What I mean by this is that only certain IR is is supported. E.g., only IR where the mask is a vector.extract(...) from a 2D mask. That's the IR that is generated by vector-to-scf. This transformation here does not unroll. If unrolling is not beneficial, we do not have to unroll. (But then we cannot use copy_async.)

This code is mostly copied from IREE and refactored a bit. To keep it simple, that implementation only supports 2D masks. But it could be extended to higher dimensions if needed. We just didn't need it so far, so it is not implemented.

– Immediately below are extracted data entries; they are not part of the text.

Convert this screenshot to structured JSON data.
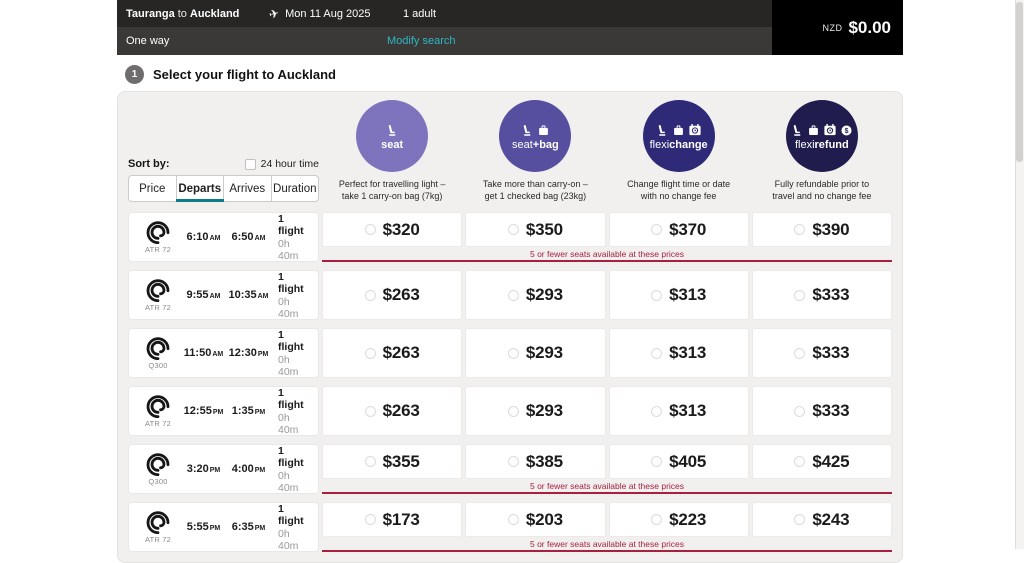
{
  "header": {
    "origin": "Tauranga",
    "to_word": "to",
    "destination": "Auckland",
    "date": "Mon 11 Aug 2025",
    "passengers": "1 adult",
    "trip_type": "One way",
    "modify_search_label": "Modify search",
    "currency_code": "NZD",
    "total_amount": "$0.00"
  },
  "step": {
    "number": "1",
    "title": "Select your flight to Auckland"
  },
  "sort": {
    "label": "Sort by:",
    "time_format_label": "24 hour time",
    "time_format_checked": false,
    "options": [
      "Price",
      "Departs",
      "Arrives",
      "Duration"
    ],
    "selected_option": "Departs"
  },
  "fare_types": [
    {
      "id": "seat",
      "color": "#7e74bd",
      "label_light": "",
      "label_bold": "seat",
      "icons": [
        "seat"
      ],
      "desc": [
        "Perfect for travelling light –",
        "take 1 carry-on bag (7kg)"
      ]
    },
    {
      "id": "seat-bag",
      "color": "#564fa0",
      "label_light": "seat",
      "label_bold": "+bag",
      "icons": [
        "seat",
        "bag"
      ],
      "desc": [
        "Take more than carry-on –",
        "get 1 checked bag (23kg)"
      ]
    },
    {
      "id": "flexichange",
      "color": "#2f2a78",
      "label_light": "flexi",
      "label_bold": "change",
      "icons": [
        "seat",
        "bag",
        "calendar"
      ],
      "desc": [
        "Change flight time or date",
        "with no change fee"
      ]
    },
    {
      "id": "flexirefund",
      "color": "#201c4e",
      "label_light": "flexi",
      "label_bold": "refund",
      "icons": [
        "seat",
        "bag",
        "calendar",
        "coin"
      ],
      "desc": [
        "Fully refundable prior to",
        "travel and no change fee"
      ]
    }
  ],
  "low_seats_note": "5 or fewer seats available at these prices",
  "flights": [
    {
      "aircraft": "ATR 72",
      "depart_time": "6:10",
      "depart_mer": "AM",
      "arrive_time": "6:50",
      "arrive_mer": "AM",
      "stops": "1 flight",
      "duration": "0h 40m",
      "prices": [
        "$320",
        "$350",
        "$370",
        "$390"
      ],
      "has_note": true
    },
    {
      "aircraft": "ATR 72",
      "depart_time": "9:55",
      "depart_mer": "AM",
      "arrive_time": "10:35",
      "arrive_mer": "AM",
      "stops": "1 flight",
      "duration": "0h 40m",
      "prices": [
        "$263",
        "$293",
        "$313",
        "$333"
      ],
      "has_note": false
    },
    {
      "aircraft": "Q300",
      "depart_time": "11:50",
      "depart_mer": "AM",
      "arrive_time": "12:30",
      "arrive_mer": "PM",
      "stops": "1 flight",
      "duration": "0h 40m",
      "prices": [
        "$263",
        "$293",
        "$313",
        "$333"
      ],
      "has_note": false
    },
    {
      "aircraft": "ATR 72",
      "depart_time": "12:55",
      "depart_mer": "PM",
      "arrive_time": "1:35",
      "arrive_mer": "PM",
      "stops": "1 flight",
      "duration": "0h 40m",
      "prices": [
        "$263",
        "$293",
        "$313",
        "$333"
      ],
      "has_note": false
    },
    {
      "aircraft": "Q300",
      "depart_time": "3:20",
      "depart_mer": "PM",
      "arrive_time": "4:00",
      "arrive_mer": "PM",
      "stops": "1 flight",
      "duration": "0h 40m",
      "prices": [
        "$355",
        "$385",
        "$405",
        "$425"
      ],
      "has_note": true
    },
    {
      "aircraft": "ATR 72",
      "depart_time": "5:55",
      "depart_mer": "PM",
      "arrive_time": "6:35",
      "arrive_mer": "PM",
      "stops": "1 flight",
      "duration": "0h 40m",
      "prices": [
        "$173",
        "$203",
        "$223",
        "$243"
      ],
      "has_note": true
    }
  ]
}
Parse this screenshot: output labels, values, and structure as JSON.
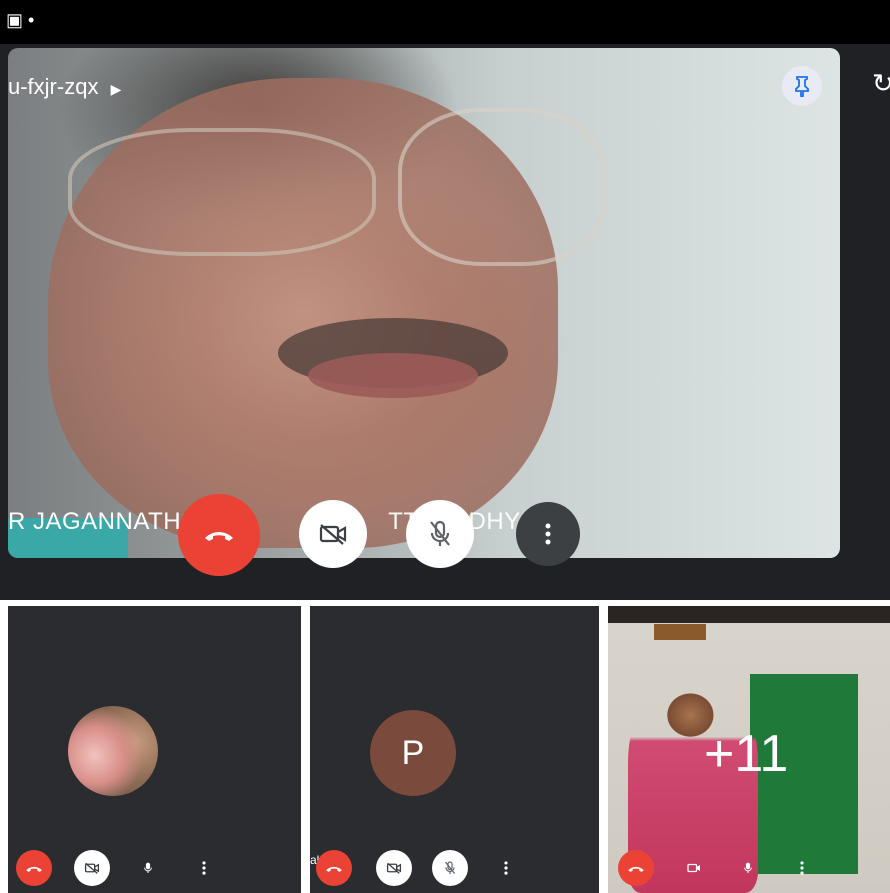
{
  "status_bar": {
    "left_icons": "▣ •"
  },
  "main_tile": {
    "meeting_code": "u-fxjr-zqx",
    "speaker_name": "R JAGANNATH",
    "speaker_name_hidden": "TTOPADHYAY",
    "controls": {
      "end_call": "end-call",
      "camera": "camera-off",
      "microphone": "mic-off",
      "more": "more"
    }
  },
  "tiles": [
    {
      "avatar": "photo"
    },
    {
      "avatar_initial": "P",
      "name_fragment": "al"
    },
    {
      "overflow_count": "+11"
    }
  ],
  "colors": {
    "end_call_red": "#ea4335",
    "background": "#202124",
    "control_dark": "#3c4043",
    "avatar_p": "#7a4a3c"
  }
}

mlir/lib/Dialect/NVGPU/Transforms/CreateAsyncGroups.cpp
63

This is already handled by this piece of code:

if (cast<VectorType>(vectorVal.getType()).getRank() != 1)
  return;

This assert here is just to make sure that createAsyncGroups and this helper function stay in sync. It should never be triggered.

90

Same, this is already handled by this code, the assertion will never fail unless someone changes the code:

if (cast<VectorType>(vectorVal.getType()).getRank() != 1)
  return;
106

This also already handled by a check in getMaskOp:

if (extractOp.getPosition().size() == 1 &&
    extractOp.getSourceVectorType().getRank() == 2)

Note getMaskOp is called twice. The first time when looking for "eligible" ops. If getMaskOp returns failure at that point, we don't make it buildNumReadElements. All the assertions here are just to highlight what's supported and what is not. But they cannot fail at the moment.

244

That is happening during the call to getMaskOp further up in this function:

// Look for compatible mask and padding.

If mask/padding is not supported, the op is skipped. (no error)

This revision was automatically updated to reflect the committed changes.
springerm marked 4 inline comments as done.